Question

Find the value of y for which the distance between the points P (2,-3) and Q(10,y) is 10 units.​

Answer 1

AnswEr :

$\bf{\Large{\underline{\sf{Given\::}}}}$

The distance between the points P(2, -3) and Q(10, y) is 10 units.

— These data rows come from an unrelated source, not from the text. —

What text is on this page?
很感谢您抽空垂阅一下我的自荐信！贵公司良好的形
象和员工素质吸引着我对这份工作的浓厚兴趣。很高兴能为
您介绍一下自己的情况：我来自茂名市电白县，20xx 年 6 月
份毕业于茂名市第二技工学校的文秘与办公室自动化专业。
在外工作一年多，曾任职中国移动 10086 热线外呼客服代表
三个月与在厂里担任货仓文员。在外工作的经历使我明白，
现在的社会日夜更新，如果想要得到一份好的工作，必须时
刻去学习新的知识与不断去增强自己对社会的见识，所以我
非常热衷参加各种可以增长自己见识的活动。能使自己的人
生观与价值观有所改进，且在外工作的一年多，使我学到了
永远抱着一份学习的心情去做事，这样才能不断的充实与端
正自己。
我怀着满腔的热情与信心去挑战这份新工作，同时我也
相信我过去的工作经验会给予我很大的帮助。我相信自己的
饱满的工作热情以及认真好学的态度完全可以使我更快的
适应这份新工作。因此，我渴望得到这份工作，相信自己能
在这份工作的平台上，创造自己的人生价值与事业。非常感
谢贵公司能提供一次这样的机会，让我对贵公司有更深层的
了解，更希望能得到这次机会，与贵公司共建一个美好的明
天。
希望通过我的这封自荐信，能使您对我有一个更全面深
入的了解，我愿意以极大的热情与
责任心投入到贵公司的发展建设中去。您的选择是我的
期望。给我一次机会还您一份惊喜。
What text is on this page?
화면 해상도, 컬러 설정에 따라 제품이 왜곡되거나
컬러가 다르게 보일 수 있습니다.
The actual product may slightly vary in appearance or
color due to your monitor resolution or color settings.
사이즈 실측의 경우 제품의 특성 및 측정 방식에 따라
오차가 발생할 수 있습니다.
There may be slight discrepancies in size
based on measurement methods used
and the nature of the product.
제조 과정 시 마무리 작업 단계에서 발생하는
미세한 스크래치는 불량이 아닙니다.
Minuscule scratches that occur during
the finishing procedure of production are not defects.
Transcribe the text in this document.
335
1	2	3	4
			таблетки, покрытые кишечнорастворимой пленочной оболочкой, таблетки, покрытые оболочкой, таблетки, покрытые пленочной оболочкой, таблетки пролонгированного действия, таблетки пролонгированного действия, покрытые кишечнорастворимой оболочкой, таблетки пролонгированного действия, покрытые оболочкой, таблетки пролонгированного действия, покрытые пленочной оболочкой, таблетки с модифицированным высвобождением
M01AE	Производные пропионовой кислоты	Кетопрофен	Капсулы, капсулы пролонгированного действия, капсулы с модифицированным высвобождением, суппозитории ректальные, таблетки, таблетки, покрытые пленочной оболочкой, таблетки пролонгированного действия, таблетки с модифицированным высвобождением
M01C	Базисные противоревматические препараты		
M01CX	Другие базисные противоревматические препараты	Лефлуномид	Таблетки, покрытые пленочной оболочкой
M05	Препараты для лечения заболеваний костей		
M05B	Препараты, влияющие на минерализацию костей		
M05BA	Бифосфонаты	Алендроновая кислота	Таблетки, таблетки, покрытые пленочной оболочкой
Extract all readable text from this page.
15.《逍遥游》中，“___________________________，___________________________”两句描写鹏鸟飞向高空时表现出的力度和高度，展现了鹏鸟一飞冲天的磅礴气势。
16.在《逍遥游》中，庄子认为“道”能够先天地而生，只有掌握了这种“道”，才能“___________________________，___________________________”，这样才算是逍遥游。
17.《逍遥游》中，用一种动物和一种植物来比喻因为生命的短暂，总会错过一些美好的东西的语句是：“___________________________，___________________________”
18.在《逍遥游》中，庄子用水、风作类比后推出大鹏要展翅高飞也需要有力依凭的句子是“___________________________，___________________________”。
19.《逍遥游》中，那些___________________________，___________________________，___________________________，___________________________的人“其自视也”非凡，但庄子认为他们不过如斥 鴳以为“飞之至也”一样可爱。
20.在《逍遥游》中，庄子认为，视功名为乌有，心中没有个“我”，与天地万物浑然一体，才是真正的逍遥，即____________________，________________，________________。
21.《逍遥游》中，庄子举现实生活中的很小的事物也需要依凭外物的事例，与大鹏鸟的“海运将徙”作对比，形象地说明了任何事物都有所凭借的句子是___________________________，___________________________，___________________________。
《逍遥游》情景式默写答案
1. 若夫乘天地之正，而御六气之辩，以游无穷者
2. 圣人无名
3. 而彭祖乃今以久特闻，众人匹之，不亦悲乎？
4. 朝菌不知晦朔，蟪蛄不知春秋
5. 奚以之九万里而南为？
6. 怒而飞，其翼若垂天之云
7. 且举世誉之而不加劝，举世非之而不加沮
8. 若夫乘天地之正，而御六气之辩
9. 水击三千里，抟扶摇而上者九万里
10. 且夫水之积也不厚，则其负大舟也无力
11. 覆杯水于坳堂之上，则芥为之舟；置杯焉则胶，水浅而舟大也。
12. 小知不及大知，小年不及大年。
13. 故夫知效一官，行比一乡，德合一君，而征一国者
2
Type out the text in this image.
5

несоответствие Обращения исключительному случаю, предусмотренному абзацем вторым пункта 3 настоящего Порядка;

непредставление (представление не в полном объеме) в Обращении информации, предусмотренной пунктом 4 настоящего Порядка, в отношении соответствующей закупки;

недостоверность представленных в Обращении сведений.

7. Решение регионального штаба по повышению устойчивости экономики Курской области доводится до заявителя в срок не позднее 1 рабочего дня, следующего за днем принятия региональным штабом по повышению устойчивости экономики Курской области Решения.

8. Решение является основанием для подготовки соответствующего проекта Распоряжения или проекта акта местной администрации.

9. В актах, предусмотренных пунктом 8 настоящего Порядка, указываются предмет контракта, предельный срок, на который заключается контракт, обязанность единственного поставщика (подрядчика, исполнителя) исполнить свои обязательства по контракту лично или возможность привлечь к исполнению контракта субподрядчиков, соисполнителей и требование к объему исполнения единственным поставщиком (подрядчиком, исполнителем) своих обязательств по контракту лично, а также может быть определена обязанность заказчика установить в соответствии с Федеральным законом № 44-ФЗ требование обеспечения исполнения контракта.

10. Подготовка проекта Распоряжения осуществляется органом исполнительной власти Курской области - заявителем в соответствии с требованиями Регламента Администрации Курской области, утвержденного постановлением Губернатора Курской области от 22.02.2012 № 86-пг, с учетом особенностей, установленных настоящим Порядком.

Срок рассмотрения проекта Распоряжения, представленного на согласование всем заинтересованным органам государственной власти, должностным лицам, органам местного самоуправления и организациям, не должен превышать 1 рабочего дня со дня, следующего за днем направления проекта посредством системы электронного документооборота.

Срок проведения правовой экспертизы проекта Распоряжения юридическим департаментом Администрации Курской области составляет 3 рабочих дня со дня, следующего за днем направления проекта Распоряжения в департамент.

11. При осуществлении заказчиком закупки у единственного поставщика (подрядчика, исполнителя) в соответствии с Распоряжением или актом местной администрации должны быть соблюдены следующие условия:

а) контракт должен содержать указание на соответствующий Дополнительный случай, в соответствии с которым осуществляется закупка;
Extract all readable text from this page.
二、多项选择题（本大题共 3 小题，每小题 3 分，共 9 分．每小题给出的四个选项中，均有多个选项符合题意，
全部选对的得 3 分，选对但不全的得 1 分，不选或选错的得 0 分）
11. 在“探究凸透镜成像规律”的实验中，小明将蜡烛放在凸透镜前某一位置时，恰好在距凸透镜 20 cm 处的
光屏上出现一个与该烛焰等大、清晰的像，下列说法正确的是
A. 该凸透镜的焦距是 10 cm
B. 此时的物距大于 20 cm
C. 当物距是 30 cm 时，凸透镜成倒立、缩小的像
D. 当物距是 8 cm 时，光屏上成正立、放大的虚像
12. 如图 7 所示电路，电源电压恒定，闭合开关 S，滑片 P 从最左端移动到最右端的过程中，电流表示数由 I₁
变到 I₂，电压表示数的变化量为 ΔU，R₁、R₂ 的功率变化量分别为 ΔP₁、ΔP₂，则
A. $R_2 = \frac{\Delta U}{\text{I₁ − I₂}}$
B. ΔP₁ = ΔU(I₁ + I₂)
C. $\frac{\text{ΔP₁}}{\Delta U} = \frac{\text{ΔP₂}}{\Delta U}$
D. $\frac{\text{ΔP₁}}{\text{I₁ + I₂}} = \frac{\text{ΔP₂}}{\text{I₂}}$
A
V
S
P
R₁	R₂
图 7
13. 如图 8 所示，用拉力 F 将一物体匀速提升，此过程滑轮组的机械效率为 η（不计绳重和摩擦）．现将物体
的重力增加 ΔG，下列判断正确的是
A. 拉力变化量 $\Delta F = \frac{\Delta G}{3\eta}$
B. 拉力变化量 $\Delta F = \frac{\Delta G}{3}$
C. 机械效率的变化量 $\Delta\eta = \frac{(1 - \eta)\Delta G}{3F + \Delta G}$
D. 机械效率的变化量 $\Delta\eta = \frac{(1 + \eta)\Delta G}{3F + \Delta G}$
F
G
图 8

$\bf{\Large{\underline{\sf{To\:find\::}}}}$

The value of y.

$\bf{\Large{\underline{\underline{\tt{\red{Explanation\::}}}}}}$

$\bigstar\bf{\Large{\underline{\sf{Distance\:formula\::}}}}}\\\\\bf{\large{\boxed{\sf{PQ\:=\:\sqrt{(x_{2}-x_{1})^{2} +(y_{2}-y_{1})^{2} } }}}}}$

We have,

• x1 = 2 & y1 = -3
• x2 = 10 & y2 = y

A/q

$\implies\sf{PQ\:=\:\sqrt{(10-2)^{2} +\big(y-(-3)\big)^{2} }}$

$\implies\sf{10\:=\:\sqrt{(8)^{2}+(y+3) ^{2} } }\\\\\\\implies\sf{10^{2} \:=\:(8)^{2} +(y+3)^{2} }\\\\\\\implies\sf{100\:=\:64+y^{2}+3^{2} +2*y*3}\\\\\\\implies\sf{100\:=\:64+y^{2} +9+6y}\\\\\\\implies\sf{y^{2} +6y+9+64-100=0}\\\\\\\implies\sf{y^{2} +6y+73-100=0}\\\\\\\implies\sf{y^{2} +6y-27=0}\\\\\\\implies\sf{y^{2} +9y-3y-27=0}\\\\\\\implies\sf{y(y+9)-3(y+9)=0}\\\\\\\implies\sf{(y+9)(y-3)=0}\\\\\\\implies\sf{y+9=0\:\:\:\:\:\:\:OR\:\:\:\:\:\:y-3=0}$

$\implies\sf{\red{y\:=\:-9\:\:\:\:\:\:\:\:Or\:\:\:\:\:\:\:y\:=\:3}}$

Thus,

The value of y is -9 or 3.

Answer 2

Step-by-step explanation:

Let the points be P(2,-3) and Q(10,y)

Given, PQ = 10 units

By distance formula,

PQ = √(x₂-x₁)² + (y₂-y₁)²

x₁ = 2, y₁= -3

x₂ = 10, y₂ = y

PQ = √(10-2)² + (y-(-3))²

10 = √(8)² + (y+3)²

Squaring both sides,

10² = (√(8)² + (y+3)²)²

10² = 8²+(y+3)²

100 = 64+ y² + 3² + 2×3×y

100 = 64+ y²+9+6y

0 = y² + 6y + 64 + 9 - 100

y² + 6y - 27 = 0

y² + 9y - 3y - 27 = 0

y(y+9) - 3(y+9) = 0

(y-3)(y+9) = 0

Hence, y = 3, y = -9 is the solution.